La plupart du temps, un texte n’est pas fait pour être lu à l’oral. Donc la question piégée qui consiste à demander « mais comme ça se lit votre truc ? » n’a même pas lieu d’être. Quand mes yeux voient imprimé le mot « tou⋅te⋅s », je ne le prononce pas à l’oral dans ma tête. Je le considère d’emblée comme signifiant « tout le monde, filles et garçons mélangé⋅e⋅s ».
À l’oral, il est souvent possible de prendre plus de temps et de dire « venez toutes et tous à notre manifestation ».
Le fait de modifier certaines formulations ne change pas la société comme ça en claquant dans les doigts, mais c’est un signe d’inclusion forte et explicite lorsqu’il est utilisé par des hommes à destinations des femmes (dans l’autre sens aussi mais c’est moins fort).
Cela signifie très explicitement : notre réunion est peut-être organisée par des hommes, mais nous appelons clairement tout le monde — oui y compris vous les femmes ! (ou ceux qui se considèrent comme femmes) — à venir participer aussi.

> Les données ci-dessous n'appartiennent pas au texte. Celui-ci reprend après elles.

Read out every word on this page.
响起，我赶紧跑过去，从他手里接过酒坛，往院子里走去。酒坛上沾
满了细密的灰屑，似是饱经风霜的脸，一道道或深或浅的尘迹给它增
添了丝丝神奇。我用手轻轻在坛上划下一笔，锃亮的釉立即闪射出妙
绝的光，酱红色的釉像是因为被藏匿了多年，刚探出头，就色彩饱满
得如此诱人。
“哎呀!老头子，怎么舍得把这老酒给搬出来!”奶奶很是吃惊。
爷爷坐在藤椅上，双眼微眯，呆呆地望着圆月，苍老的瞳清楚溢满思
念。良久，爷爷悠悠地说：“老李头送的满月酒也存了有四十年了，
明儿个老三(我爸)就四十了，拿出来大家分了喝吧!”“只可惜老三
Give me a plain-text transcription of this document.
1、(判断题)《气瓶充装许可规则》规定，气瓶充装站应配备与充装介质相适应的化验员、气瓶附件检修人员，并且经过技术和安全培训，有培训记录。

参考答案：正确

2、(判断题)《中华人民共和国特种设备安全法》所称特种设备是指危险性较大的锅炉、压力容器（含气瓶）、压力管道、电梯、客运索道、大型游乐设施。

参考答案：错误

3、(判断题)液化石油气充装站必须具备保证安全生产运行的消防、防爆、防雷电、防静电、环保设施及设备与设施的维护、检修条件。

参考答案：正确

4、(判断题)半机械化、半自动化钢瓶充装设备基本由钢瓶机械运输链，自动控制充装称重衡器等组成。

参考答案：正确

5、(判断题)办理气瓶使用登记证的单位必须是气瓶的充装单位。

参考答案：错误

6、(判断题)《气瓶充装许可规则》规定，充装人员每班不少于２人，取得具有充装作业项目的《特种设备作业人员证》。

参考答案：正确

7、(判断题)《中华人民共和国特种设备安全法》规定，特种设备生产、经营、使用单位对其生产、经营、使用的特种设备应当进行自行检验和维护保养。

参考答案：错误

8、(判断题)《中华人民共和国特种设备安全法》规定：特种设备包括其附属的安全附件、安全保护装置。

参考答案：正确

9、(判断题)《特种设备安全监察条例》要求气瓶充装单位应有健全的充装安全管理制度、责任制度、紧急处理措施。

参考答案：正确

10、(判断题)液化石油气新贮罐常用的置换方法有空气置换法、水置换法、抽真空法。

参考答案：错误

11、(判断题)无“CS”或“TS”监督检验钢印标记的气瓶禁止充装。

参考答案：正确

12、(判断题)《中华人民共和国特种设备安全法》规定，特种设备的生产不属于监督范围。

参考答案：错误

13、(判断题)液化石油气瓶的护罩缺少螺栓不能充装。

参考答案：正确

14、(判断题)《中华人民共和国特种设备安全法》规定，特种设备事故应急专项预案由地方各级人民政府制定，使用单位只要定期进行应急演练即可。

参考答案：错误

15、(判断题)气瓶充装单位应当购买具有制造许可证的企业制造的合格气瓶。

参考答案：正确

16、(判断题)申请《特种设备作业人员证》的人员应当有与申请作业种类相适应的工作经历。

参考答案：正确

Pourquoi se priver d’être explicitement inclusif quand on est un homme qui invite « tout le monde » ?
Quand on sait le pourcentage de femmes dans plein de milieu, logiciel libre, réunions politiques, etc, et bien obligatoirement le fait de n’écrire qu’au masculin décrit effectivement la réalité du terrain.
À l’inverse, le fait de marquer explicitement des ajouts, des préfixes, destinées aux femmes, est donc un geste politique qui fait très concrètement bouger des choses dans les têtes de certaines femmes qui le lisent : elles se sentent invitées aussi de manière explicite (je répète ce mot inlassablement car c’est important), sans devoir réfléchir et se demander si oui ou non elles doivent se considérer comme invitées lorsque c’est masculin.
Car c’est aussi ça la culture pernicieuse et que n’ont jamais à subir les hommes, fussent-il pour l’égalité : se demander en permanence si on est légitime à participer à une action.
Un homme, qu’il lise « tous » ou « tou⋅te⋅s », par défaut se sentira toujours légitime pour venir et participer à une action. Ce n’est donc pas à des hommes qu’il faut demander l’avis si c’est bien ou pas d’utiliser ça. Ce sont aux femmes de dire si, lorsqu’elles lisent ces textes, elles se sentent « mieux invitées » qu’avant. Pour moi, l’avis d’un homme n’est pas pertinent sur ce sujet-là, car ce geste n’est pas destiné à l’aider lui.
Par ailleurs, le fait @ankh que TU considères que les féministes te considèrent comme un ennemi est assez révélateur de ton incompréhension du féminisme. Il faut quand même remarquer qu’à peu près aucune féministe n’a jamais dit ou écrit cela (ça doit arriver mais c’est très rare), alors qu’au contraire, ceux qui emploient le mot « ennemi » et font des assimilations à des logiques guerrières sont souvent des hommes ne comprenant pas le féminisme.
Les féministes ne considèrent pas les hommes comme des ennemis, mais en revanche elles considèrent presque toujours les hommes comme étant moins pertinents et moins légitimes lorsqu’ils parlent des problèmes des femmes. Cela n’a rien à voir avec être contre les hommes.